Wow. I know that Andrew Sullivan has been out in front on the issue f torture for quite some time, but nevertheless... this is impressive:
There is already clarity in the law, the Geneva Convention, and the McCain Amendment. What the Bush administration wants is to introduce vagueness to get away with exactly the same barabarism they have deploying illegally for the past five years. They must be stopped. And eventually, they must be prosecuted for war crimes.
I really don't have much to add on this, except to reiterate what I said earlier this week. Few things in politics are black and white, but this is most certainly one of them. A society willing to torture others in its own defense is not a moral society, and is not an honorable society.
We have been told time and time again that this is a war being fought to defend our values and our way of life. In this debate, we are determining whether or not torture is to be one of those values for which young American men and women in uniform give their lives. It really is that simple.
UPDATE: Guestposting over at TPM, reader DK adds:
Only the weak, scared, and evil torture.

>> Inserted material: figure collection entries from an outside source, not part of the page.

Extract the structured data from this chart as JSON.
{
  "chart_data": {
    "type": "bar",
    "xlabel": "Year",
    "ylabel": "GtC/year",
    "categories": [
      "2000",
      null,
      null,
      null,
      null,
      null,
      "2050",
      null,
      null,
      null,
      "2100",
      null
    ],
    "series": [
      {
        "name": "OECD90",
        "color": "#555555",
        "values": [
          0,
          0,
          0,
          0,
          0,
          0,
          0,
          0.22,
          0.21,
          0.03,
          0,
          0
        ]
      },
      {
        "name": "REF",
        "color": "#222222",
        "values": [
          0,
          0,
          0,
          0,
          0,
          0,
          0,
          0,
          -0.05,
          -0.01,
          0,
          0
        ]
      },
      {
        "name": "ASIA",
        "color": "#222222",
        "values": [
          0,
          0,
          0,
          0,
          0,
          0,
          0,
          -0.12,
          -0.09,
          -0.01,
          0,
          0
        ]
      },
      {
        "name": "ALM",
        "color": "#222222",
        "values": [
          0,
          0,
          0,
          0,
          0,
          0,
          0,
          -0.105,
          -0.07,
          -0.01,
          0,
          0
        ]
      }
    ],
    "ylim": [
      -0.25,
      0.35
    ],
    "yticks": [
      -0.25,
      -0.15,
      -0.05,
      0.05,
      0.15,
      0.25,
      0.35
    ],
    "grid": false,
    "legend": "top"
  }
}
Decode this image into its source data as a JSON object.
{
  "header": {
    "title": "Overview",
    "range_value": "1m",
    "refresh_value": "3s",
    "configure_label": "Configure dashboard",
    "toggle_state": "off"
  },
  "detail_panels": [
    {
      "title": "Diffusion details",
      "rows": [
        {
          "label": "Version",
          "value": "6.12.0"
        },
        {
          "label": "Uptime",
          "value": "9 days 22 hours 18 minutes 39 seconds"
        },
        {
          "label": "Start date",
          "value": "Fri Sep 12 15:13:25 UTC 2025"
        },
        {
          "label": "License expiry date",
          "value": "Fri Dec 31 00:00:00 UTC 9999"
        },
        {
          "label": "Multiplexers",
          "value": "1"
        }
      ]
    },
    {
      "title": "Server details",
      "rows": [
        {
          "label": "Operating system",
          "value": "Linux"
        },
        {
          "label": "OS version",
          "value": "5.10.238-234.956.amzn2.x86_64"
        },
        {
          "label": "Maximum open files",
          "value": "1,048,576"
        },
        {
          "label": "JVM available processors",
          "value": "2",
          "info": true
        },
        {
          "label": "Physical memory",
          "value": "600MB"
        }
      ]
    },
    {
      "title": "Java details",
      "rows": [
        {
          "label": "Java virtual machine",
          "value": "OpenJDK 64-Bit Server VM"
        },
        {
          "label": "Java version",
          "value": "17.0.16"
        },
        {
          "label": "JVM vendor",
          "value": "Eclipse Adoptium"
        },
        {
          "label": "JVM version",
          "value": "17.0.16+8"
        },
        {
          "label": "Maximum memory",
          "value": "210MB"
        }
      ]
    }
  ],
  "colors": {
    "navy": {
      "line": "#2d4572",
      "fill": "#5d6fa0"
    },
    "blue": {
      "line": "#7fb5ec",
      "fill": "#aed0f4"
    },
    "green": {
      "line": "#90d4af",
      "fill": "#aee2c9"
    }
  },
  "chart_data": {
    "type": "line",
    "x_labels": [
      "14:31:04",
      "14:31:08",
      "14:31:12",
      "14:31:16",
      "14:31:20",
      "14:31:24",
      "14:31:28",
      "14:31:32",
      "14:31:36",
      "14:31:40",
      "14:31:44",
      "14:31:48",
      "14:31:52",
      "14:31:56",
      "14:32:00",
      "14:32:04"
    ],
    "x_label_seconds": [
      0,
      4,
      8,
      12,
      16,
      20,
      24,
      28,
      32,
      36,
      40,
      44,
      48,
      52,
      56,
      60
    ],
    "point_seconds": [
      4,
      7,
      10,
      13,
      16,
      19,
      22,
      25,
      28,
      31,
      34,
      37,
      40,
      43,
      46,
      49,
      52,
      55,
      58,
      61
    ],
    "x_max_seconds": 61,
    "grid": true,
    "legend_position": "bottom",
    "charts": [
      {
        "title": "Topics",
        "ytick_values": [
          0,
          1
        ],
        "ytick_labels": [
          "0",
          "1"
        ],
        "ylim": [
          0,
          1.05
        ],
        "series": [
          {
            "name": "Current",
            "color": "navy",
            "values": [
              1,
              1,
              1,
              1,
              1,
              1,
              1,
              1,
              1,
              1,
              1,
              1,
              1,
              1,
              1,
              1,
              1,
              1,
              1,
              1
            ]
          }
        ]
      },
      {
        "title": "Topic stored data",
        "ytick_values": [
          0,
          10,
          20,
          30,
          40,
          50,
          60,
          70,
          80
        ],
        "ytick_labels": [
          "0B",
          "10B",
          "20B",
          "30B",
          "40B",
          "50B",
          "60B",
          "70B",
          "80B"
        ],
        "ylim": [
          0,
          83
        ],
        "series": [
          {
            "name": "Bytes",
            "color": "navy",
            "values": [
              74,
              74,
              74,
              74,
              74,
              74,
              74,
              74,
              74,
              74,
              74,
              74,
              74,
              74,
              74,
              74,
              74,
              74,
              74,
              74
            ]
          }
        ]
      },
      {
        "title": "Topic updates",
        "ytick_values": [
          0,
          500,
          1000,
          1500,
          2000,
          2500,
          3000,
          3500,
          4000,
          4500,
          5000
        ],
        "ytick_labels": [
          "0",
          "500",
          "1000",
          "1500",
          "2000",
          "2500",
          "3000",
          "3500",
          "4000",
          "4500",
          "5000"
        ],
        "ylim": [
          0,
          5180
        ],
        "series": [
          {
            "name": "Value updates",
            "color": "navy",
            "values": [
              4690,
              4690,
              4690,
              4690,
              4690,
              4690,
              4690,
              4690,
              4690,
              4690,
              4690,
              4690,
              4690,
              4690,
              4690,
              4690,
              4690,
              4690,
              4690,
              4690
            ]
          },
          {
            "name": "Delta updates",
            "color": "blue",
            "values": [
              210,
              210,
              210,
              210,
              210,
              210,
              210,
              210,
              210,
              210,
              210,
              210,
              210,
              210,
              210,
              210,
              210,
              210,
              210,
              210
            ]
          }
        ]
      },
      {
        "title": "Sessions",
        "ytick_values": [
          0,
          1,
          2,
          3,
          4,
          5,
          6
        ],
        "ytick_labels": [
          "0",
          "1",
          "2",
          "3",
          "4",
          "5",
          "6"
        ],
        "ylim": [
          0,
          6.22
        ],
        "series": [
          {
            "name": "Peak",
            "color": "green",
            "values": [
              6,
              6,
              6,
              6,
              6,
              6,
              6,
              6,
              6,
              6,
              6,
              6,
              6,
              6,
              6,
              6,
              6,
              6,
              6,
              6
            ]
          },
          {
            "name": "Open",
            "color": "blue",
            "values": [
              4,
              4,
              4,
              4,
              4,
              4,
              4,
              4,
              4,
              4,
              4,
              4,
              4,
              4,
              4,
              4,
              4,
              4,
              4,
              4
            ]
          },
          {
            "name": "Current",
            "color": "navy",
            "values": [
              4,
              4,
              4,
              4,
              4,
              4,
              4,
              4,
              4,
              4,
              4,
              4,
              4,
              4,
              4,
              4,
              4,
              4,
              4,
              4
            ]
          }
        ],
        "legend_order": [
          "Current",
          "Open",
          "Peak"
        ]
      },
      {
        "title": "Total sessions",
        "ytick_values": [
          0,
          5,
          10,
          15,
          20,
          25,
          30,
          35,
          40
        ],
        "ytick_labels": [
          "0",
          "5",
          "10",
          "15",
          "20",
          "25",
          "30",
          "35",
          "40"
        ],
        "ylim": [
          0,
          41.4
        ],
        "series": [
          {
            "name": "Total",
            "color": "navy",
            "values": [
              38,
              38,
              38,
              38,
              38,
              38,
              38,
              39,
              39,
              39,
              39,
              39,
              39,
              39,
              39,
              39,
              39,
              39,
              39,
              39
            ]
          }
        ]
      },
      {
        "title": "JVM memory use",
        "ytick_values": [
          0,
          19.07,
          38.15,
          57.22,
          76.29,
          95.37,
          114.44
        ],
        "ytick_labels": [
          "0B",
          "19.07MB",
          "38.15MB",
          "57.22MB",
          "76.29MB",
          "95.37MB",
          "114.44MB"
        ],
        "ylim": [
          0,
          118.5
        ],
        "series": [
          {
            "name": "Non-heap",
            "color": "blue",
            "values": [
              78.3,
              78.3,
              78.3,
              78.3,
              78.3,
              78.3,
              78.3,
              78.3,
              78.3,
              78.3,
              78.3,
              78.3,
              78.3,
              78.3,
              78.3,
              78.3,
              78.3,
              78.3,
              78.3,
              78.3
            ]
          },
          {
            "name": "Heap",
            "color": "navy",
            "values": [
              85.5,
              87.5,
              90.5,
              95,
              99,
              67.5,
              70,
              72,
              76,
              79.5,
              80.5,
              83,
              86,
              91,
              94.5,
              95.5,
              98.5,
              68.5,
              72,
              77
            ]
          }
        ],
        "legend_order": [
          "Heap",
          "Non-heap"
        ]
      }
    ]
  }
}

Those who order and sanction torture, but leave the dirty work to others, are an order of magnitude more culpable morally. (A special place is reserved for the lawyers who give legal cover for such orders.) In their fear and their weakness and their smallness, the President and those around him stepped over the line. To do so in the heated days after 9/11 is understandable to a point, though not justifiable. Yet they persisted, first in saying that they did not step over the line and now in seeking to redraw the line. So which is it?They are descending from the morally reprehensible to the morally cowardly.